Businesswoman Azza Zaki, 45, left Egypt two years ago and has been protesting outside the embassy ever since protesters flocked to Cairo's Tahrir Square 17 days ago.
She told CNN she felt it was her moral obligation to protest: "I've been living all these years rejecting what's been going on and what's happening to my people. Although I wasn't affected, what I saw back home was very inhuman, yet I was a coward and didn't speak out."
She continued: "These heroes in Tahrir Square, they gave us back our humanity and gave us back our pride to go out and say no more."
Sara Ibrahim, a 28-year-old mother of two, took her three-year-old and one-month old sons to Thursday's protests in London, hoping they would witness history.

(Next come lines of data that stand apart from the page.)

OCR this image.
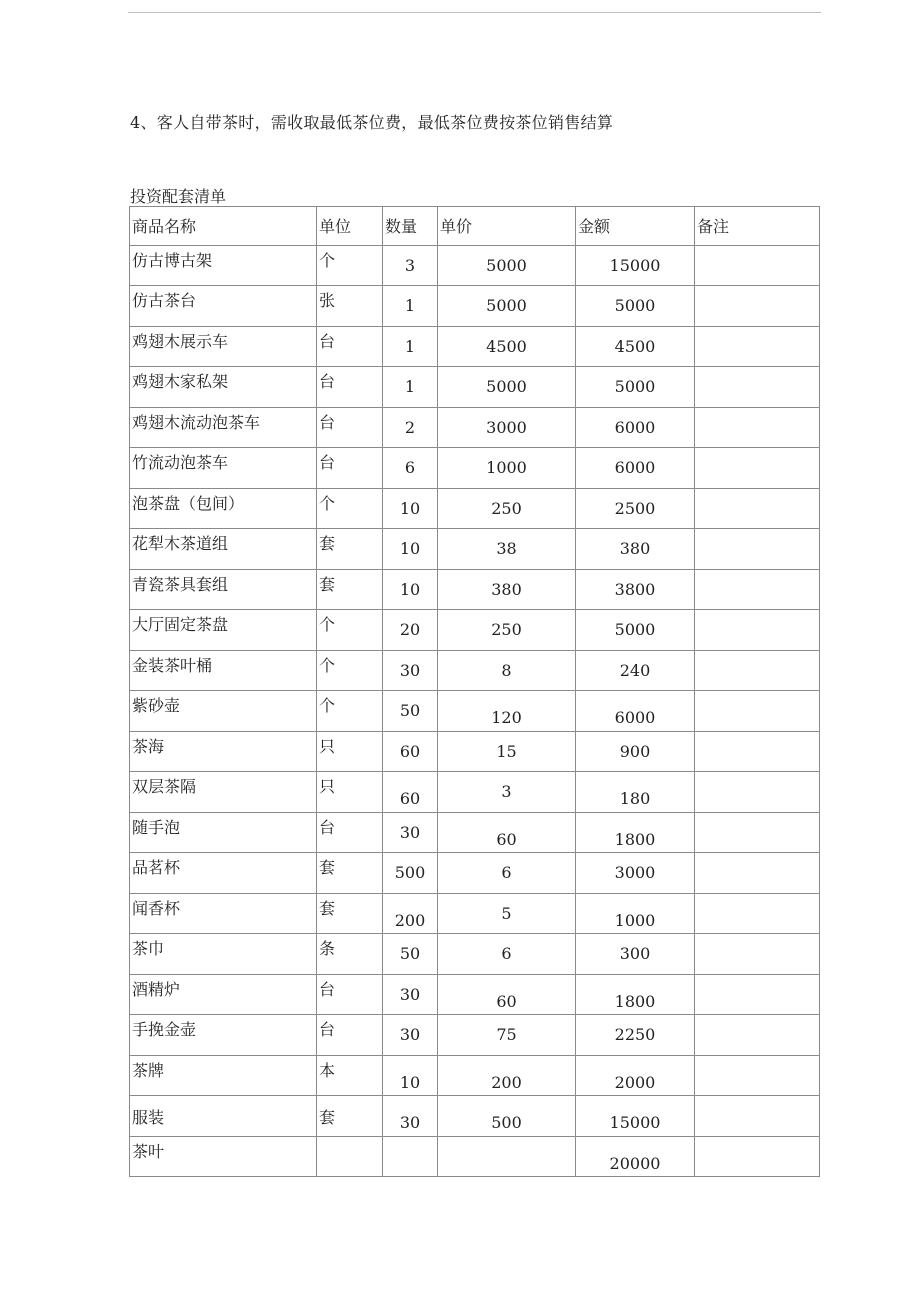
4、客人自带茶时，需收取最低茶位费，最低茶位费按茶位销售结算
投资配套清单
商品名称	单位	数量	单价	金额	备注
仿古博古架	个	3	5000	15000	
仿古茶台	张	1	5000	5000	
鸡翅木展示车	台	1	4500	4500	
鸡翅木家私架	台	1	5000	5000	
鸡翅木流动泡茶车	台	2	3000	6000	
竹流动泡茶车	台	6	1000	6000	
泡茶盘（包间）	个	10	250	2500	
花犁木茶道组	套	10	38	380	
青瓷茶具套组	套	10	380	3800	
大厅固定茶盘	个	20	250	5000	
金装茶叶桶	个	30	8	240	
紫砂壶	个	50	120	6000	
茶海	只	60	15	900	
双层茶隔	只	60	3	180	
随手泡	台	30	60	1800	
品茗杯	套	500	6	3000	
闻香杯	套	200	5	1000	
茶巾	条	50	6	300	
酒精炉	台	30	60	1800	
手挽金壶	台	30	75	2250	
茶牌	本	10	200	2000	
服装	套	30	500	15000	
茶叶				20000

"It means a lot to us," Ibrahim said. "Even if I take a picture (of my son) and show him when he's older, he can see he was part of history, creating history. He will probably be taught about the Egyptian revolution, like people talk about the French Revolution, at school or college."
Although these ex-patriot Egyptians are adamant Mubarak must go, most admit this is just the beginning of a difficult transition period for their country.
"It's time for the young, the educated people to step up," said 34-year-old college lecturer Khairy Eteiwy.
"The west should not worry about Egypt or about the Muslim Brotherhood. They have a place there, but they are not the majority by any means. The majority of the protesters and the Egyptian people ... they like a moderate kind of life and they like to follow democracy."
But as these Egyptians sipped their mint teas and began to digest the news that the protests back home had failed to dislodge their president, talk turned to Friday's gathering that many of them had hoped just minutes earlier would be a celebration.